Today is Christmas. I spent all day by myself. I wanted it this way. I wanted to check out. One forced "Merry Christmas " call to the mother. Calls and texts with baby boy. Texts from well wishers. That's it. Good news is baby boy hit 100 days clean a couple days ago. He can never come back here. Ever. Not even for a visit. He found a new addiction. Working out. He never stepped foot in a gym until this go around. Fitness, nutrition, and overall wellness has been the focus of this recovery process. Meetings every day. Working in a swank spot. I am grateful for this gift. The anxiety is now a permanent part of me. I can't shake it.
Went back and forth with the bf. I kept trying. Things were good sometimes and now things are very bad. As I stand now, I want absolutely no contact. Bull shit "Merry Christmas" text that went ignored. That only pissed me off.
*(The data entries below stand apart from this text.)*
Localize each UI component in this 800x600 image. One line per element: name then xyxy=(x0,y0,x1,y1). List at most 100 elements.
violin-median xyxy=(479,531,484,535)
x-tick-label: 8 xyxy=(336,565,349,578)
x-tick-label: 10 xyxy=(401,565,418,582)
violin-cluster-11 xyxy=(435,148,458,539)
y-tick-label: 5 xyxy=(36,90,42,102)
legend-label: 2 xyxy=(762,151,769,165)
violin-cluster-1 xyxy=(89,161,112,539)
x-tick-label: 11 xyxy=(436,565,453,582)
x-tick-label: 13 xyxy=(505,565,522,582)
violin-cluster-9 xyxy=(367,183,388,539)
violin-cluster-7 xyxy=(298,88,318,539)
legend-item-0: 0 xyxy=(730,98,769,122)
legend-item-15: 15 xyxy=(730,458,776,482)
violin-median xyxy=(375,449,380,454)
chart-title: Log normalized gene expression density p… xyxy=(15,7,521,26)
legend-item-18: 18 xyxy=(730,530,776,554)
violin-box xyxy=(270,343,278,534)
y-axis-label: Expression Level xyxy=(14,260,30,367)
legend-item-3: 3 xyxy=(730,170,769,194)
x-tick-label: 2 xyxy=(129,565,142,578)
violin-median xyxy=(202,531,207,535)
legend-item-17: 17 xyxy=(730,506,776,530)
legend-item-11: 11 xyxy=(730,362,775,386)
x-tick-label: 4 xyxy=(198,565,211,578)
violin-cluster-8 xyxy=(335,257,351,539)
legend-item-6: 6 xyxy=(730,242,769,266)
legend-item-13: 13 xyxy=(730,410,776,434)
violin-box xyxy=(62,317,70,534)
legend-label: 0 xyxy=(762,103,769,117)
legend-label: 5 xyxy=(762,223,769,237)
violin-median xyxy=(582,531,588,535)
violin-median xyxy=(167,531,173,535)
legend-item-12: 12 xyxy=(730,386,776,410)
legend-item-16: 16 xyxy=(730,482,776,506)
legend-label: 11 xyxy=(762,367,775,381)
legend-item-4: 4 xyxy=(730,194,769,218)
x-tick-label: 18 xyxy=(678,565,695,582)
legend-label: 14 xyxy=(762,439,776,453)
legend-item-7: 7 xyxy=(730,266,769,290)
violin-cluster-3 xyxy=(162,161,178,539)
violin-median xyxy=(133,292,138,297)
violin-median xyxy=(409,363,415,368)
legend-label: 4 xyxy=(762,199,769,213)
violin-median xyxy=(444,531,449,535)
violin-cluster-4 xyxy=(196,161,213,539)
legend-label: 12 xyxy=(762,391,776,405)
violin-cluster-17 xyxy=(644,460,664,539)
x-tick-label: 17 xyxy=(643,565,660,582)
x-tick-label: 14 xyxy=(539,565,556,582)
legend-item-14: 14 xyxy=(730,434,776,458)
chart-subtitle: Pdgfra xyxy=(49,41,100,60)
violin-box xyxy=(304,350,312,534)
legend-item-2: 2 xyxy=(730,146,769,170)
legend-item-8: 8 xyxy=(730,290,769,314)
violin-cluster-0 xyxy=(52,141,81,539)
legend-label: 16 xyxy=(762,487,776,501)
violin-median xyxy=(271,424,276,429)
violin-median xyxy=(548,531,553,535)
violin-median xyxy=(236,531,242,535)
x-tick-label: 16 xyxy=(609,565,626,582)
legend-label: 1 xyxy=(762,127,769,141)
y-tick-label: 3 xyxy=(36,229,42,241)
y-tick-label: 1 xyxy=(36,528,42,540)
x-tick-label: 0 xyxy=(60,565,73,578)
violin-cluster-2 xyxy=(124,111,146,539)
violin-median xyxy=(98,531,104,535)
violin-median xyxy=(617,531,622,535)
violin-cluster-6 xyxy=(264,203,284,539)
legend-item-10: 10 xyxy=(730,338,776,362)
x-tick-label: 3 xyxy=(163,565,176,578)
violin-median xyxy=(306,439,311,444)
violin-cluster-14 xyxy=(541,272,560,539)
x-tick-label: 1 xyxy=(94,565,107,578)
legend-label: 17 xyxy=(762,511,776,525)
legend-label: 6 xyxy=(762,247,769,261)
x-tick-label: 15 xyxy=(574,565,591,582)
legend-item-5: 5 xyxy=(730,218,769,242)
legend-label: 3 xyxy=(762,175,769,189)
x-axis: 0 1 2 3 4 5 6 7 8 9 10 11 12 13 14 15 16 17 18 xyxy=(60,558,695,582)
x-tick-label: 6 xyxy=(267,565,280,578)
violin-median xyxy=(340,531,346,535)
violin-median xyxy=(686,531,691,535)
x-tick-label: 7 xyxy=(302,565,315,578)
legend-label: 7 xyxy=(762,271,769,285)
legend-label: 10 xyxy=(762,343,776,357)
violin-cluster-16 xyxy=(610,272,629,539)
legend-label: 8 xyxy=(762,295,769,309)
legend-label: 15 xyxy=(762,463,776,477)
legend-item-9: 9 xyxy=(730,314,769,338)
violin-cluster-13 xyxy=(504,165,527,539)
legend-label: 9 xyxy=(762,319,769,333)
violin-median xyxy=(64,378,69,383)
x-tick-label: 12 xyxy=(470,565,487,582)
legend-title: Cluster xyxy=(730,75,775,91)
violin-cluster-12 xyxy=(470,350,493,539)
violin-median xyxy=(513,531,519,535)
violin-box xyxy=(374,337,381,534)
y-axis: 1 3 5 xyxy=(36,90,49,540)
I was stupid again and funded the trip for the 2 of us to visit Michael next month. I paid airline, car rental, and hotel. Again. Not once has he ever taken me anywhere. I have paid for EVERY vaca or weekend away. I didn't even get a card for my birthday. I would like him to be completely out of my life for 2015. Should be easy. I'm going to Afghanastan. I was also stupid enough to ask him to take care of things for me while I'm gone. Even asked for an in name only marriage. There is a substantial amount of money to be made if you're married. Plus I need a power of attorney. I will not give that to a bf. Of course he said "no". Said he didn't want to lose half his shit again. WTF! I don't want what he has! Proof in how I fund everything. I don't ever want to live under the same roof. So, bottom line, he will never be what I need him to be. He is not now, has never been, nor will ever be a support system for me. I can't count on him. But for some reason, I am always disappointed when I find out this hard lesson over and over again. Einstien's theory of insanity.
Since last I wrote, Michael got clean and just for today, he is happy, clear headed, employed, working his program, supported by a community, focussed on getting what he lost back, planning to get back in school, and taking advantage of not being in Philly.
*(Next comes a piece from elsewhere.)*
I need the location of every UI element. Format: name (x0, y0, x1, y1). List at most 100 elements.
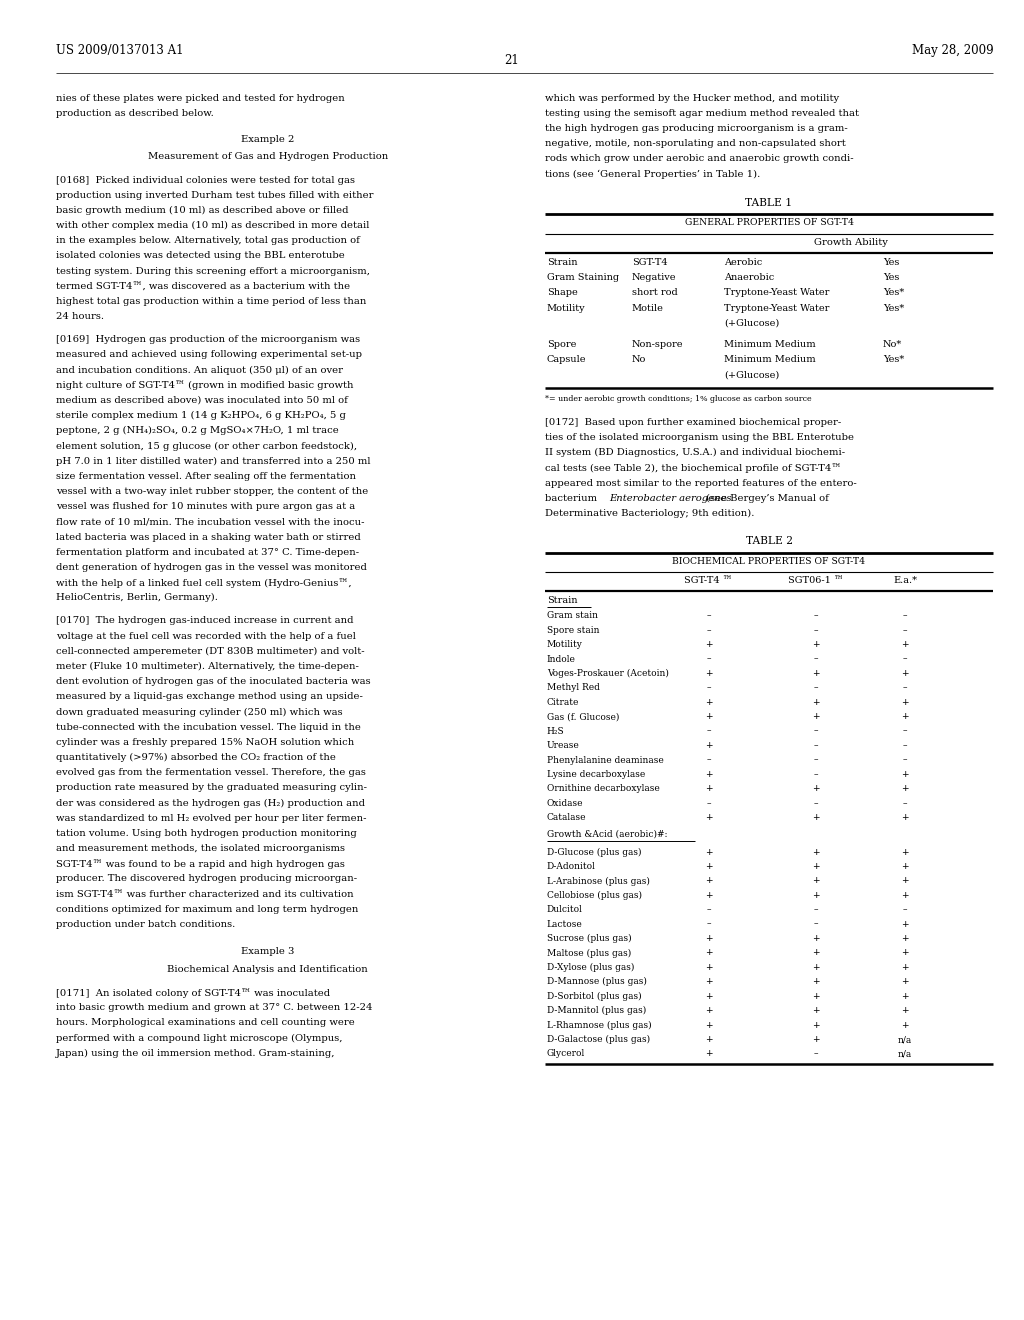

I have been promoted again. It's pretty rare to make it to SSG in under 5 years. Haters gonna hate, but they're just fat and lazy shit bags. So fuck em. Got recommended for this dope, preteigious gig in AF. I'm nevous not because of going to a horrible country where they hate us. Or the stir crazy boredom I'll have to endure not being allowed outside the gate for 9 months. I'm nervous because I don't know the crew I'm going with. I've never met them. What if they suck and I have no escape? Luckily, being in JAG is intimidating to peeps. So I'm hoping that will make people behave appropriately towards me.
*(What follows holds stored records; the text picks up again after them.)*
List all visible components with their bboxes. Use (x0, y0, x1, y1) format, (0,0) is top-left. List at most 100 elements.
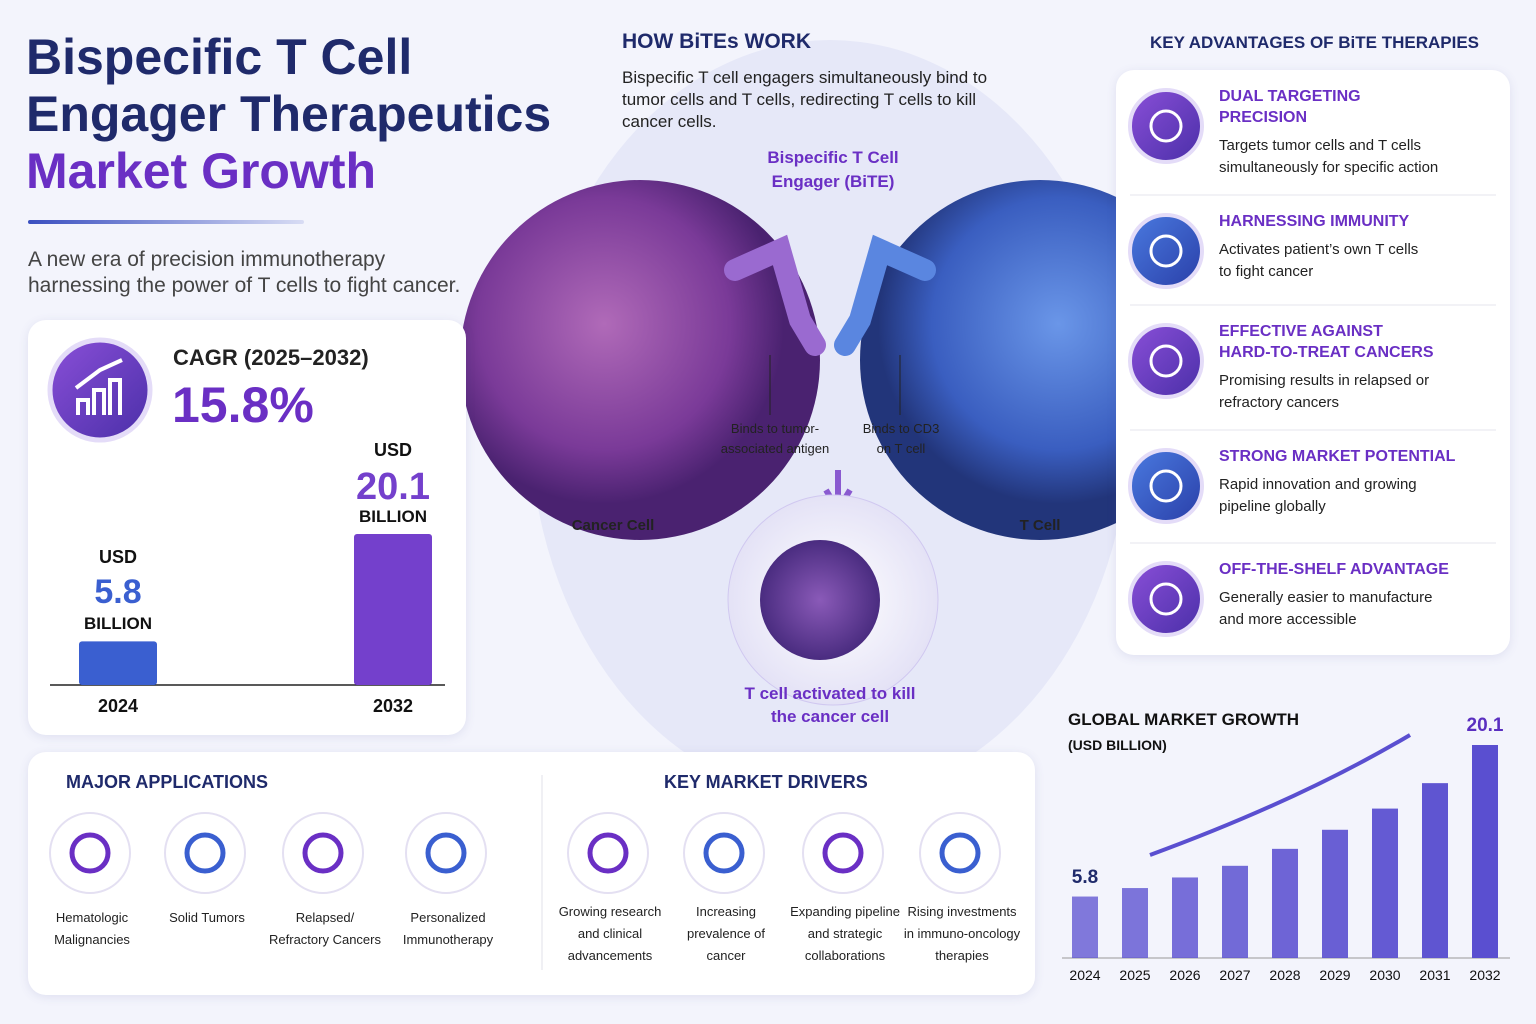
binding-label: associated antigen (720, 441, 830, 456)
advantage-icon (1128, 213, 1204, 289)
advantage-text: to fight cancer (1219, 263, 1314, 280)
activated-cell (760, 540, 880, 660)
advantage-text: pipeline globally (1219, 498, 1326, 515)
bar (1122, 888, 1148, 958)
x-tick-label: 2029 (1319, 967, 1351, 983)
bite-label: Engager (BiTE) (771, 172, 895, 191)
x-tick-label: 2028 (1269, 967, 1301, 983)
advantage-title: STRONG MARKET POTENTIAL (1219, 448, 1456, 465)
advantage-icon (1128, 448, 1204, 524)
item-label: Malignancies (54, 932, 130, 947)
item-label: Refractory Cancers (269, 932, 381, 947)
x-tick-label: 2026 (1169, 967, 1201, 983)
bar (1172, 877, 1198, 958)
title-line: Market Growth (26, 143, 377, 199)
advantage-title: HARD-TO-TREAT CANCERS (1219, 344, 1434, 361)
item-label: Hematologic (55, 910, 129, 925)
value-label: 5.8 (94, 573, 142, 612)
chart-subtitle: (USD BILLION) (1068, 737, 1167, 753)
cell-label: T Cell (1019, 517, 1061, 534)
cagr-label: CAGR (2025–2032) (173, 345, 369, 370)
item-icon (405, 812, 487, 894)
title-underline (28, 220, 304, 224)
description-line: tumor cells and T cells, redirecting T c… (622, 90, 976, 109)
subtitle-line: A new era of precision immunotherapy (28, 248, 386, 271)
item-icon (802, 812, 884, 894)
advantage-text: Activates patient’s own T cells (1219, 241, 1419, 258)
x-tick-label: 2025 (1119, 967, 1151, 983)
binding-label: Binds to tumor- (730, 421, 820, 436)
advantage-icon (1128, 561, 1204, 637)
title-line: Bispecific T Cell (26, 29, 413, 85)
bar (354, 534, 432, 685)
item-label: Personalized (410, 910, 486, 925)
advantage-title: HARNESSING IMMUNITY (1219, 213, 1410, 230)
subtitle-line: harnessing the power of T cells to fight… (28, 274, 461, 297)
growth-arrow (1149, 733, 1412, 857)
advantage-title: PRECISION (1219, 109, 1308, 126)
item-label: and strategic (807, 926, 883, 941)
item-label: prevalence of (686, 926, 766, 941)
binding-label: Binds to CD3 (862, 421, 940, 436)
advantage-icon (1128, 323, 1204, 399)
item-label: Immunotherapy (402, 932, 494, 947)
value-label: 20.1 (356, 466, 430, 508)
chart-title: GLOBAL MARKET GROWTH (1068, 710, 1300, 729)
item-label: cancer (706, 948, 746, 963)
bite-label: Bispecific T Cell (767, 148, 899, 167)
item-label: collaborations (804, 948, 886, 963)
bar (1072, 896, 1098, 958)
item-icon (164, 812, 246, 894)
x-tick-label: 2024 (1069, 967, 1101, 983)
binding-label: on T cell (876, 441, 926, 456)
advantage-text: simultaneously for specific action (1219, 159, 1439, 176)
description-line: Bispecific T cell engagers simultaneousl… (622, 68, 988, 87)
icon-glyph (1149, 234, 1183, 268)
value-label: 20.1 (1466, 715, 1504, 736)
item-label: Relapsed/ (295, 910, 355, 925)
result-label: T cell activated to kill (744, 684, 916, 703)
icon-glyph (1149, 109, 1183, 143)
icon-glyph (74, 358, 123, 415)
item-icon (567, 812, 649, 894)
bar (1372, 808, 1398, 958)
item-label: Increasing (696, 904, 756, 919)
icon-glyph (1149, 582, 1183, 616)
value-suffix: BILLION (359, 507, 427, 526)
antibody-left (724, 234, 826, 356)
title-line: Engager Therapeutics (26, 86, 552, 142)
value-label: 5.8 (1071, 866, 1099, 888)
item-label: and clinical (577, 926, 643, 941)
item-label: advancements (567, 948, 653, 963)
item-label: Rising investments (907, 904, 1017, 919)
bar (1322, 829, 1348, 958)
value-prefix: USD (98, 547, 138, 568)
item-label: therapies (935, 948, 989, 963)
icon-glyph (703, 832, 745, 874)
result-label: the cancer cell (770, 707, 890, 726)
advantage-title: EFFECTIVE AGAINST (1219, 323, 1383, 340)
icon-glyph (587, 832, 629, 874)
x-tick-label: 2027 (1219, 967, 1251, 983)
item-label: Solid Tumors (169, 910, 245, 925)
icon-glyph (939, 832, 981, 874)
advantage-text: Promising results in relapsed or (1219, 372, 1430, 389)
item-icon (919, 812, 1001, 894)
icon-glyph (184, 832, 226, 874)
advantage-title: DUAL TARGETING (1219, 88, 1361, 105)
icon-glyph (1149, 344, 1183, 378)
item-label: Expanding pipeline (790, 904, 900, 919)
icon-glyph (822, 832, 864, 874)
value-suffix: BILLION (84, 614, 152, 634)
item-icon (683, 812, 765, 894)
item-icon (282, 812, 364, 894)
icon-glyph (425, 832, 467, 874)
x-tick-label: 2032 (1469, 967, 1501, 983)
value-prefix: USD (373, 440, 413, 460)
section-title: KEY ADVANTAGES OF BiTE THERAPIES (1150, 33, 1480, 52)
description-line: cancer cells. (622, 112, 717, 131)
x-tick-label: 2032 (372, 696, 414, 716)
bar (1272, 848, 1298, 958)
I had to quit my job. That was tough. I've been working on this mission for 2 1/2 years already. I built my portion. I busted my ass to get my piece to where it is. It's done. I can pass it off to anyone. I am proud of the job I did. Built it from nothing . Now it's the SOP mission wide. We did great work together. There's nothing left for me to do.
I need change. I can't be stagnant. I have to have a challenge. I have to complete stuff that most people never will. That is my motivation. When that tour is over, Philly will no longer be home. Perfect credit, no debt, and mad $$$ in the bank? I'm putting my ass in the sand too. This time I am really ready to break up with Philly. I find little to no joy here. Bad memories cloud any good ones. If my baby can't come here, it's no longer home. It's become a place I used to live. I just wish I could take my dope crib with me.